Depuis quelques jours, un drôle de véhicule arpente les rues de Mountain View, en plein cœur de la Silicon Valley. Avec son petit gabarit, ses formes arrondies et ses allures enfantines, il semble tout droit sorti d’un dessin animé. Il présente aussi une autre particularité: il est totalement autonome. Il s’agit en effet du premier prototype de voiture sans conducteur entièrement conçu par Google.
Cela fait déjà cinq ans que l’entreprise mène des expérimentations en Californie et dans le Nevada. Mais jusqu’à présent, elle n’avait utilisé que des modèles commerciaux, des Toyota puis des Lexus. Ces voitures sont équipées d’un système sophistiqué de radar et de caméra. Celui-ci permet de cartographier l’environnement et de détecter voitures, piétons, feux rouges, lignes blanches…
Le nouveau prototype de « Google car » a été développé en interne. Une vingtaine d’unités ont été produites par un petit équipementier de Detroit, le fief américain de l’automobile. Initialement, ces voitures ne devaient inclure ni volant, ni pédales. Google a cependant dû revoir ses plans pour se conformer à la réglementation californienne, qui impose la présence d’un chauffeur pouvant reprendre le contrôle.
11 ACCIDENTS
Dévoilé en mai 2014, le prototype – qui n’a officiellement pas de nom – a déjà accumulé les kilomètres d’essais sur des pistes privées. La deuxième phase de tests se déroule désormais sur les routes publiques à proximité du siège social du moteur de recherche, à une vitesse maximale de 40 km/h. Ces essais doivent permettre d’améliorer les performances en ville, un environnement complexe pour les voitures sans conducteur.
Niché dans Google X, le laboratoire maison qui imagine les concepts les plus futuristes, le projet est encore loin d’aboutir. Son directeur, Chris Urmson, évoque un possible lancement commercial d’ici à cinq ans. Beaucoup de défis restent encore à résoudre, explique-t-il. Par exemple, « où doit s’arrêter la voiture quand sa destination est inaccessible pour cause de travaux ? »

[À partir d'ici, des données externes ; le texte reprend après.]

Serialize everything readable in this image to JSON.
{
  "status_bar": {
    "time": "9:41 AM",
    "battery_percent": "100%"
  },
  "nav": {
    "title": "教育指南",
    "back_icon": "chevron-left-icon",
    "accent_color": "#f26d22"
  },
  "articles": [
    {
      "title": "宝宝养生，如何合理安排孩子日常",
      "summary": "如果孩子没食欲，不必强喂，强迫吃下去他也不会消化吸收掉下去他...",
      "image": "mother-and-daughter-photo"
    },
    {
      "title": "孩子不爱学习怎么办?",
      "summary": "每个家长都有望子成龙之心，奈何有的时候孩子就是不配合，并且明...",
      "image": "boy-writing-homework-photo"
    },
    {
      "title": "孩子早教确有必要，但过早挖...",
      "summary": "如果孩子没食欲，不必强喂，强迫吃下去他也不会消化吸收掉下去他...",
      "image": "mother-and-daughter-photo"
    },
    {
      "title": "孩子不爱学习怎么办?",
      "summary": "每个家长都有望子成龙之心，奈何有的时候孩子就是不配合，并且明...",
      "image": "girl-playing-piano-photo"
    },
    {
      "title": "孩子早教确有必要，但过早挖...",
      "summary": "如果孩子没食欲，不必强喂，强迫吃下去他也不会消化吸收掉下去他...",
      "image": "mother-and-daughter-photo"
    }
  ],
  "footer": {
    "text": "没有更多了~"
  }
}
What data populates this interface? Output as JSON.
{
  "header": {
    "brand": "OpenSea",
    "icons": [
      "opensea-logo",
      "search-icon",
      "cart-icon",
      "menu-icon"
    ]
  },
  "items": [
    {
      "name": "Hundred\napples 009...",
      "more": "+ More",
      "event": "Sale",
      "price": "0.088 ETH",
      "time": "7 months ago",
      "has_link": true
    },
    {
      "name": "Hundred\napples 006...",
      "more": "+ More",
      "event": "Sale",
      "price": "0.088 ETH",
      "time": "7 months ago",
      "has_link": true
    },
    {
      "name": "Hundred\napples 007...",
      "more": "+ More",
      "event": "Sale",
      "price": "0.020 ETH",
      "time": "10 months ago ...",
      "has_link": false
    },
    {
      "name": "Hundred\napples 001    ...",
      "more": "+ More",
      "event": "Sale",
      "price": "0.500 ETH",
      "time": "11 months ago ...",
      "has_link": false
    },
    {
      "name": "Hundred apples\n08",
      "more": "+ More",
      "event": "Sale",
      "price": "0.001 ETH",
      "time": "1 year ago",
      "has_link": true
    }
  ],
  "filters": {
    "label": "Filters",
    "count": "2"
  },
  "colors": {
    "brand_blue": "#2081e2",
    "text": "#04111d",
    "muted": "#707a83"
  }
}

Depuis leurs premiers tours de piste, les voitures de Google ont effectué environ 1,5 million de kilomètres de manière autonome. Sans le moindre accident, expliquait encore la société l’an passé. Début mai, elle a cependant dû admettre que onze accrochages avaient bien eu lieu depuis le début des essais. « Le véhicule sans conducteur n’a jamais été la cause de l’accident », assure M. Urmson.
ENCORE DIX ANS D’ATTENTE ?
Google n’est pas la seule entreprise à s’intéresser aux véhicules sans conducteurs. Mardi 23 juin, Ford a officialisé ses ambitions dans le domaine. « De nombreux constructeurs travaillent sur les voitures sans conducteur, indique Thilo Koslowski, du cabinet d’études Gartner. Mais le développement va se faire par étapes ». L’analyste estime qu’il faudra encore attendre dix ans avant qu’un modèle totalement autonome devienne grand public.
Dans l’intervalle, un nombre croissant de véhicules se conduiront seuls dans certaines conditions. Par exemple, pour se garer ou sur autoroute, où les données à analyser sont moins complexes qu’en ville. Tesla, le fabricant américain de voitures électriques, promet même l’arrivée d’une fonction de pilote automatique dès cette année. De son côté, General Motors prévoit un modèle semi-autonome pour 2017.
« En 2035, les voitures sans conducteur représenteront 9% de la flotte mondiale. Et presque 100 % en 2050 », prédit Egil Juliussen, du cabinet IHS Automotive. Google pourrait devenir un acteur majeur du secteur. « L’aspect logiciel va être un élément primordial pour assurer la fiabilité des véhicules, poursuit l’analyste. Sur ce point, les sociétés high-tech disposent d’une expertise que ne possèdent pas les constructeurs automobiles ».